Yaz festivallerinin maymun çiçeği için süper yayıcı olaylar olabileceğine dair endişeler olsa da, bu artık COVID-19 etrafında ifade edilen bir korku değil. Avrupa'nın çoğu için maskeler neredeyse geçmişte kaldı ve önümüzdeki uzun hafta sonu Kraliçe'nin Platinum Jübile kutlaması için Birleşik Krallık'ta planlanan binlerce etkinlikle, dünya pandemiden uzaklaşmış gibi hissedebilir. Önemli ölçüde daha iyi epidemiyolojik duruma rağmen, ülkeler ek aşı dozlarını değerlendirmeye ve önermeye devam ediyor.
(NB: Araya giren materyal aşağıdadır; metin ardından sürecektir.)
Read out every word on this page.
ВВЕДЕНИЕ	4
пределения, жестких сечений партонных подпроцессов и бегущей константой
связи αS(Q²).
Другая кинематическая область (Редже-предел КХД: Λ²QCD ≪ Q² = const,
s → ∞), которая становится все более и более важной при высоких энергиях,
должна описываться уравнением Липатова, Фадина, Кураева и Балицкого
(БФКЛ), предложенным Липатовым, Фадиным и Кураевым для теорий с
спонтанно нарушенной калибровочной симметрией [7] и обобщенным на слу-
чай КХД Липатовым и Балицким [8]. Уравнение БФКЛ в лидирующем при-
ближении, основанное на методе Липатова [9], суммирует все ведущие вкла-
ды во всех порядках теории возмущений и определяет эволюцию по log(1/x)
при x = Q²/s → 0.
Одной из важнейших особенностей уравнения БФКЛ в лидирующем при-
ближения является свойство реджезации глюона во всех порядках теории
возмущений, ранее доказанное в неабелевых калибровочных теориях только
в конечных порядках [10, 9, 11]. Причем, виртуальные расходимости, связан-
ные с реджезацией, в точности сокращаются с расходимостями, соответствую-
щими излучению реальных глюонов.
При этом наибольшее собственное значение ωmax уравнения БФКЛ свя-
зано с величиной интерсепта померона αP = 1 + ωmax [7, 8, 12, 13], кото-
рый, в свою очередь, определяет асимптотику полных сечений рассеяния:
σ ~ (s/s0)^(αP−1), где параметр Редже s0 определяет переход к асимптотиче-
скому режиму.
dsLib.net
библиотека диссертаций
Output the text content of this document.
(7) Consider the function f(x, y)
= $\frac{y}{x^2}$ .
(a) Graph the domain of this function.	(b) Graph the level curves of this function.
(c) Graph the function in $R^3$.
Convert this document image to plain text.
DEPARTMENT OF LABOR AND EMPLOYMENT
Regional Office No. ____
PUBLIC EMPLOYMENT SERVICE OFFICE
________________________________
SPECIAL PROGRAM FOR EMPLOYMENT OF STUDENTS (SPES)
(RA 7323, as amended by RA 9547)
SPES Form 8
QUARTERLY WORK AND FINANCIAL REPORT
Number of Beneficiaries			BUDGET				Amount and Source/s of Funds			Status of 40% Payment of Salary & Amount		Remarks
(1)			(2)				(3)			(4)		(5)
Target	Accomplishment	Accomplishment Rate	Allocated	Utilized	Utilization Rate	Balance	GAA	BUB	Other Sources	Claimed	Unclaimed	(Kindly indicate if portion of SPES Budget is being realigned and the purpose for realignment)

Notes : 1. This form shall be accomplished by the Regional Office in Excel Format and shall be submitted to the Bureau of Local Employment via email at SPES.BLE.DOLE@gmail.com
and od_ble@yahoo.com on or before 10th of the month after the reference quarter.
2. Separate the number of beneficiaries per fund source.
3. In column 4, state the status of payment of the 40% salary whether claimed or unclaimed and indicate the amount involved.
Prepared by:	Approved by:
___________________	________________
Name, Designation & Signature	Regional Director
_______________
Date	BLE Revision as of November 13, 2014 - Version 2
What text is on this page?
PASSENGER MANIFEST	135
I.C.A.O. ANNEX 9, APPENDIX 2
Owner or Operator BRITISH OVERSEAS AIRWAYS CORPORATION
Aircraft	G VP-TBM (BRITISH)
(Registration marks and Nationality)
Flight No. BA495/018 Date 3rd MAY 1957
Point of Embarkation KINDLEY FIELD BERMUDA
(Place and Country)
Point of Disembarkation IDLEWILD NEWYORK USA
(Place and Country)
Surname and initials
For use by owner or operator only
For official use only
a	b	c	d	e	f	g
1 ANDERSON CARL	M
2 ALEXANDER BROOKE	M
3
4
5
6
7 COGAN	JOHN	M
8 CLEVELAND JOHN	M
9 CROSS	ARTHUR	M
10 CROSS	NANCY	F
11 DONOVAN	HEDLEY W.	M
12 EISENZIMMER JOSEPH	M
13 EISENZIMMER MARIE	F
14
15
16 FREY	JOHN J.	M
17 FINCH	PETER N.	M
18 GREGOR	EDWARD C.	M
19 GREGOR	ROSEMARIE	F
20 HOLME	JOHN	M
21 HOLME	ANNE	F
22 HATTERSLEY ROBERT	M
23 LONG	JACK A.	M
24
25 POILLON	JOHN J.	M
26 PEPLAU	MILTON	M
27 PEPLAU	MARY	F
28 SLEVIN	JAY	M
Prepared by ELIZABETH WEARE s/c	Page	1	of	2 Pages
Bu hafta Litvanya, bağışıklık sistemlerini baskılayan yetişkinlere dördüncü bir doz sunacak ve sağlık departmanı, sonbaharda diğer popülasyonların aşılanmasına başlanmasının planlandığını söyledi. Zaten yaşlıların ve diğer yüksek riskli popülasyonların aşılanması bekleniyor.

Hepatit vakaları artıyor

Birleşik Krallık Sağlık Güvenliği Ajansı Cuma günü yaptığı açıklamada, Birleşik Krallık'ın 10 yaş ve altındaki çocuklarda hepatit vakalarını belirlemeye devam ettiğini ve bu sayıya 25 onaylanmış vakanın daha eklendiğini ve 222 Mayıs itibariyle toplamı 25'ye çıkardığını söyledi. Vakalar çoğunlukla 5 yaşın altındaki çocuklarda ve hiçbir çocuk ölmedi. UKHSA, 11 çocuğun karaciğer nakline ihtiyacı olduğunu söyledi. Önde gelen teori hala bir adenovirüs enfeksiyonudur ve ajans, adenovirüsün “test edilen örneklerde en sık tespit edilen virüs” olduğunu söylüyor. 

Resmi bir epidemiyolojik çalışma yürütülmektedir ve “olası bağışıklık faktörlerini ve yakın zamanda veya eşzamanlı enfeksiyonların etkisini” anlamak için ek araştırma çalışmaları yürütülmektedir.

Ve şimdilik EAPM'den her şey bu kadar. Güvende ve iyi kalın ve haftanızın tadını çıkarın.

Bu makaleyi paylaş:

EU Reporter, çok çeşitli bakış açılarını ifade eden çeşitli dış kaynaklardan makaleler yayınlamaktadır. Bu makalelerde alınan pozisyonlar mutlaka EU Reporter'ınkiler değildir.